Mediterraneo centrale, UNHCR: 2.179 arrivi via mare a luglio, -21% rispetto al mese precedente

Sono 2.179 le persone sbarcate sulle coste italiane nel mese di luglio 2026, in diminuzione del 21% rispetto al mese precedente (2.758).

Le persone arrivate via mare a luglio sono partite da Libia, Algeria, Tunisia e Turchia. La Libia si conferma il principale Paese di partenza, con l’84% di tutti gli arrivi registrati nel 2026.

Il 55% delle persone sono sbarcate a Lampedusa. Altri porti di sbarco includono: Pozzallo, Augusta, Sant’Antioco, Pantelleria, Livorno, Ravenna, Civitavecchia, Carrara, Savona, Bari, Ortona, Brindisi, Vibo Valentia, Ancona, La Spezia, Crotone, Trapani e Catania.

Nei primi sette mesi dell’anno sono stati registrati 16.567 arrivi via mare, in diminuzione rispetto allo stesso periodo del 2025 (36.545). Da inizio 2026, la Libia si conferma il primo Paese di partenza con l’84% di tutti gli arrivi via mare in Italia (89% nel periodo gennaio-luglio 2025). L’Algeria è il secondo Paese di partenza con l’8% degli arrivi (2% nel periodo gennaio-luglio 2025), mentre la Tunisia si mantiene stabile al 7% degli arrivi, in linea con lo stesso periodo dello scorso anno.

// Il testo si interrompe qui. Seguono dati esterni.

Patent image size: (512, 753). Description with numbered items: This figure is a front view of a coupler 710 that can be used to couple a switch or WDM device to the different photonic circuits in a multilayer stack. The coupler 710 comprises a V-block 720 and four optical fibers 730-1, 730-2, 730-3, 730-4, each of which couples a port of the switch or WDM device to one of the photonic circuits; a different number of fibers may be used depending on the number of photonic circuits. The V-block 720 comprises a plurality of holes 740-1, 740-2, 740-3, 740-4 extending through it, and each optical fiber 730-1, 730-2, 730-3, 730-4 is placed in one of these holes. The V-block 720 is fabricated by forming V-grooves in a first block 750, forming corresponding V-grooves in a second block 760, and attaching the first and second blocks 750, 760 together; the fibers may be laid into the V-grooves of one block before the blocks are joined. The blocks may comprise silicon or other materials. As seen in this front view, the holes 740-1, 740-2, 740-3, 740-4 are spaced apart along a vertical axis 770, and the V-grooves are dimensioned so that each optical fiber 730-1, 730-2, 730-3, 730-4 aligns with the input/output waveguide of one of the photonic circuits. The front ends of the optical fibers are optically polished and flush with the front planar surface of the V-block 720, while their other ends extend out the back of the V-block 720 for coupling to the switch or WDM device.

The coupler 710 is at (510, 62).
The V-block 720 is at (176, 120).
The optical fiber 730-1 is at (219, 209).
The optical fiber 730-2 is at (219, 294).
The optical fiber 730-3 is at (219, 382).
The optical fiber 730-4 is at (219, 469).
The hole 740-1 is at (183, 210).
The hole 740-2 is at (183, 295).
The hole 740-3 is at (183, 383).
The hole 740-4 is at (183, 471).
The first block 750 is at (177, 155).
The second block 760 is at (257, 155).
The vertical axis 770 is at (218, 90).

Nel 2026 la Sicilia continua ad essere la regione maggiormente interessata dagli sbarchi a livello nazionale. In particolare, Lampedusa registra il 55% di tutti gli arrivi via mare nei primi sette mesi dell’anno (77% nello stesso periodo del 2025).

Per quanto riguarda le nazionalità di origine, da gennaio a luglio quelle prevalenti sono: Bangladesh (28%), Somalia (11%), Algeria (10%), Sudan (9%), Pakistan (8%), Egitto (6%), Eritrea (5%), Tunisia (4%), Mali (2%) e Nigeria (2%).

Nel periodo gennaio-luglio i minori non accompagnati rappresentano il 19% di tutti gli arrivi via mare in Italia, in leggera crescita rispetto al 18% dello stesso periodo dell’anno precedente.

Da gennaio a giugno 2026, il 22% delle persone sono state soccorse dalle ONG nel Mediterraneo.

Secondo i dati IOM (Missing migrants Project) le persone morte e disperse nel Mediterraneo nei primi sei mesi del 2026 sono 1.519 (rotta dell’Africa nord-occidentale esclusa) di cui 872 lungo la rotta Centrale (57%). Lo scorso anno nello stesso periodo le vittime erano state 1.018, di cui 628 lungo la rotta Centrale. L’UNHCR è presente nei luoghi di sbarco dove continua a supportare con team dedicati le autorità italiane, in collaborazione con il partner International Rescue Committee (IRC) e le agenzie nazionali ed europee, per fornire informazioni ai nuovi arrivati e per una pronta individuazione e la tempestiva presa in carico delle persone più vulnerabili presso servizi e cure specializzati.